Georgiens Regierung will in den kommenden vier Jahren nicht mit Brüssel über einen EU-Beitritt verhandeln. Dies teilte Ministerpräsident Irakli Kobachidse mit. Sein Land reagiere damit auf „Erpressung und Manipulation“, erklärte er.
Gemeint sind offenbar Versuche, die Parlamentswahl im Oktober infrage zu stellen und Sanktionen zu verhängen. Am Donnerstag hat das Europaparlament sogar gefordert, die Wahlen unter internationaler Aufsicht zu wiederholen.

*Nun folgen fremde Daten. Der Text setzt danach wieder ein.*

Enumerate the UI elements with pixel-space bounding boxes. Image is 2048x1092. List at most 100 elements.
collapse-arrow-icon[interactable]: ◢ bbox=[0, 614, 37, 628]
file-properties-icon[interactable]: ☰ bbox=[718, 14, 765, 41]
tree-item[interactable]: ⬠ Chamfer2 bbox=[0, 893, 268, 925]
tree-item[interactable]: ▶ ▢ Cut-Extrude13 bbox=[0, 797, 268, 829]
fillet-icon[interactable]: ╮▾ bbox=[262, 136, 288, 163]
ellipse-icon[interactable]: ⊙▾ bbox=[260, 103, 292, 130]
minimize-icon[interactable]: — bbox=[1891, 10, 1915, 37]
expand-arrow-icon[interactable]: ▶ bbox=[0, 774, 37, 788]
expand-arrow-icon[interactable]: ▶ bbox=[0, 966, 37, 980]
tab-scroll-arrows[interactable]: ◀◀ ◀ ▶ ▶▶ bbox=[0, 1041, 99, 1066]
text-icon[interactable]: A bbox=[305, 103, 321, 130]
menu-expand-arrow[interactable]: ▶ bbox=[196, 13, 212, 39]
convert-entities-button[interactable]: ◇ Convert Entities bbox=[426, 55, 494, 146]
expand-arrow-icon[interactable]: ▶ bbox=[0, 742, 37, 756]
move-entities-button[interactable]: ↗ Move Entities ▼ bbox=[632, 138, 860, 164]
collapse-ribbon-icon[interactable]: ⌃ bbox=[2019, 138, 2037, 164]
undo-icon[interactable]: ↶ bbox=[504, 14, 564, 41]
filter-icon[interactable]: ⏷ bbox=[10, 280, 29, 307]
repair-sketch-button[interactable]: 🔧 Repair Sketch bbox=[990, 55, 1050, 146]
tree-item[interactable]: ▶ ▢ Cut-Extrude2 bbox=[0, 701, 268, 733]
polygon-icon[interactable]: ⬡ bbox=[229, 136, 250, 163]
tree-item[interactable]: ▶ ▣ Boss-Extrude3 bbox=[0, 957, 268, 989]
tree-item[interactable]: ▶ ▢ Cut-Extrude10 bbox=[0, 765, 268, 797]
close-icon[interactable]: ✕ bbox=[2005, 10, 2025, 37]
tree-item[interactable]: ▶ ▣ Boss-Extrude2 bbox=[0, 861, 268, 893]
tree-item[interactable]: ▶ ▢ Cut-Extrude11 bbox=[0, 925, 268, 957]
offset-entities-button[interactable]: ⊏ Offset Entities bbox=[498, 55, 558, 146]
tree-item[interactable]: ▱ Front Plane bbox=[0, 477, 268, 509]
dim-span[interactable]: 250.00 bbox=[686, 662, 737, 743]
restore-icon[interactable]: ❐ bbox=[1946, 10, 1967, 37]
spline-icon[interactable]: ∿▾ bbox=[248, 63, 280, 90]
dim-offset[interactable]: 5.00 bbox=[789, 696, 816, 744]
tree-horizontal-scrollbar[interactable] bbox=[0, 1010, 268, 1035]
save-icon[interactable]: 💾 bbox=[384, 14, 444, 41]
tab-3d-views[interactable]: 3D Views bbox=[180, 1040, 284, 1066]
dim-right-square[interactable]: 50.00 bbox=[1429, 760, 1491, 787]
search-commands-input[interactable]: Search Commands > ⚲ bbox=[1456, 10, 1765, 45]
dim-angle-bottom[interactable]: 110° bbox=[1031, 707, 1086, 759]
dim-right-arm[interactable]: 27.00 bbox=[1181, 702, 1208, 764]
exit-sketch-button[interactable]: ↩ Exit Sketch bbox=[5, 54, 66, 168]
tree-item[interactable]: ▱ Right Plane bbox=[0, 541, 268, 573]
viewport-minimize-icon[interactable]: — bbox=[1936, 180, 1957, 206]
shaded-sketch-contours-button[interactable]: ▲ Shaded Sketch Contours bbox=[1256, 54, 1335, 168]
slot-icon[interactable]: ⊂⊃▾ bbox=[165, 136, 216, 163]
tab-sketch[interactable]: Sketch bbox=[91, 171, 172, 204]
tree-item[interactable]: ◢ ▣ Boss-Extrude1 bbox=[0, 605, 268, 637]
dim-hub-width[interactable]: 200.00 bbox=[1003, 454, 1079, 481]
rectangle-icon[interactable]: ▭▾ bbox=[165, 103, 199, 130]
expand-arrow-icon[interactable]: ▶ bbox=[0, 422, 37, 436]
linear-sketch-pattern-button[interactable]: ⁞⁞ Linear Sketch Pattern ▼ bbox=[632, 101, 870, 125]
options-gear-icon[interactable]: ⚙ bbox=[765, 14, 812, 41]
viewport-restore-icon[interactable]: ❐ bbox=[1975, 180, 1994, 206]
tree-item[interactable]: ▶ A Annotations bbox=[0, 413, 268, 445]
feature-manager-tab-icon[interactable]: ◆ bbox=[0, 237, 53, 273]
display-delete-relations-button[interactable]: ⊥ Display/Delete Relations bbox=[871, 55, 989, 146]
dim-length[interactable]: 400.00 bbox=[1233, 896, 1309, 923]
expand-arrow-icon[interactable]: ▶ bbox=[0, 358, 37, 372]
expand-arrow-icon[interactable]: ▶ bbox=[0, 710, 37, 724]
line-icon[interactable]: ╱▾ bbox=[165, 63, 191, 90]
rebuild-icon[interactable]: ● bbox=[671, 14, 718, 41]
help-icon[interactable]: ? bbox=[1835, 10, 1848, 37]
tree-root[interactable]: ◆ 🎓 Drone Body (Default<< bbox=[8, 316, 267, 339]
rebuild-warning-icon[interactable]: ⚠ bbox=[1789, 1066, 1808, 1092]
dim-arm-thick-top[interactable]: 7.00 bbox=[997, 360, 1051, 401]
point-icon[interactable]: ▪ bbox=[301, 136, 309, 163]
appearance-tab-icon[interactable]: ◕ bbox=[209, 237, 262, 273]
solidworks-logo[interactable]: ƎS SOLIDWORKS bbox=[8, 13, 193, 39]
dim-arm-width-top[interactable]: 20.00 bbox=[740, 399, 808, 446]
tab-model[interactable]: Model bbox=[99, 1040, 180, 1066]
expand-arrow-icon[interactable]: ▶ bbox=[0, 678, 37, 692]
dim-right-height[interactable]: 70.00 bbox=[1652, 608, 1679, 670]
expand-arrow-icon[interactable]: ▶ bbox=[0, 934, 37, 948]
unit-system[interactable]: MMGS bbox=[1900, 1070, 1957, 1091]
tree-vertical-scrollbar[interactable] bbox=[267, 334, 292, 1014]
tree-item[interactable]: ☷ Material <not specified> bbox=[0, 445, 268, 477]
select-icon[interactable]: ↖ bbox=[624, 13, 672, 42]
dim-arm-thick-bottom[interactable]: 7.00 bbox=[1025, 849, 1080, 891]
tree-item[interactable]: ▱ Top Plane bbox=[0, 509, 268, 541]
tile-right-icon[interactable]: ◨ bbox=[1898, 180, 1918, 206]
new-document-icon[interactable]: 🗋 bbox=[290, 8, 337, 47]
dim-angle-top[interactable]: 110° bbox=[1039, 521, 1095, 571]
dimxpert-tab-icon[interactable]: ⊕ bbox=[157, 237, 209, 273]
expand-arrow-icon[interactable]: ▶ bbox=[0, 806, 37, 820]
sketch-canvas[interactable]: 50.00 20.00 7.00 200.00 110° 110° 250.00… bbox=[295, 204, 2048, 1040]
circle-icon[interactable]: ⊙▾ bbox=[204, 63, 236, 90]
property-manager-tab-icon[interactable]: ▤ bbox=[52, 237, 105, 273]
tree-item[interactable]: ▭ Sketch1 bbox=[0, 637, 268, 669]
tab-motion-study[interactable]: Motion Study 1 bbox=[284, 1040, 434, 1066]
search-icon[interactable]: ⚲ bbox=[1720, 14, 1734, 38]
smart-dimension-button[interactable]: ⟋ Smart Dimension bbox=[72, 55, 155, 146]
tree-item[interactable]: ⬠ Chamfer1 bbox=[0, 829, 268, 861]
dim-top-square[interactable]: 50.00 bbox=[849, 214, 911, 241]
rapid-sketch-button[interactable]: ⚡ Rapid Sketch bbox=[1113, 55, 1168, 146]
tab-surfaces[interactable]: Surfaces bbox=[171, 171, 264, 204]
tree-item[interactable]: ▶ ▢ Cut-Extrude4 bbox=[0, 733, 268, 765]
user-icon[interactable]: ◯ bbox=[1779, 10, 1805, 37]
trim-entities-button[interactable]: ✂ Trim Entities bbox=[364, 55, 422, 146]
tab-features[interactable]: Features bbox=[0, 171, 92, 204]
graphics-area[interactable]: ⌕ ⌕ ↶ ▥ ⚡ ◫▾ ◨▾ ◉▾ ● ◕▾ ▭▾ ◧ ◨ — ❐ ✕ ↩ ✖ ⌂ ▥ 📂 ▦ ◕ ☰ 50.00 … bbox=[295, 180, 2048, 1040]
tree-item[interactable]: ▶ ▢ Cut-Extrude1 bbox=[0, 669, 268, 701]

Das entbehrt nicht einer gewissen Ironie. Schließlich sieht sich die Straßburger Kammer selbst dem Vorwurf ausgesetzt, die “Wahl” der neuen EU-Kommission vermasselt zu haben.
Nur einen Tag nach der Kungelei mit Kommissionspräsidentin von der Leyen wollen dieselben EU-Abgeordneten, die sich auf Last-Minute-Deals eingelassen haben, anderen Ländern erklären, wie man “richtig” wählt?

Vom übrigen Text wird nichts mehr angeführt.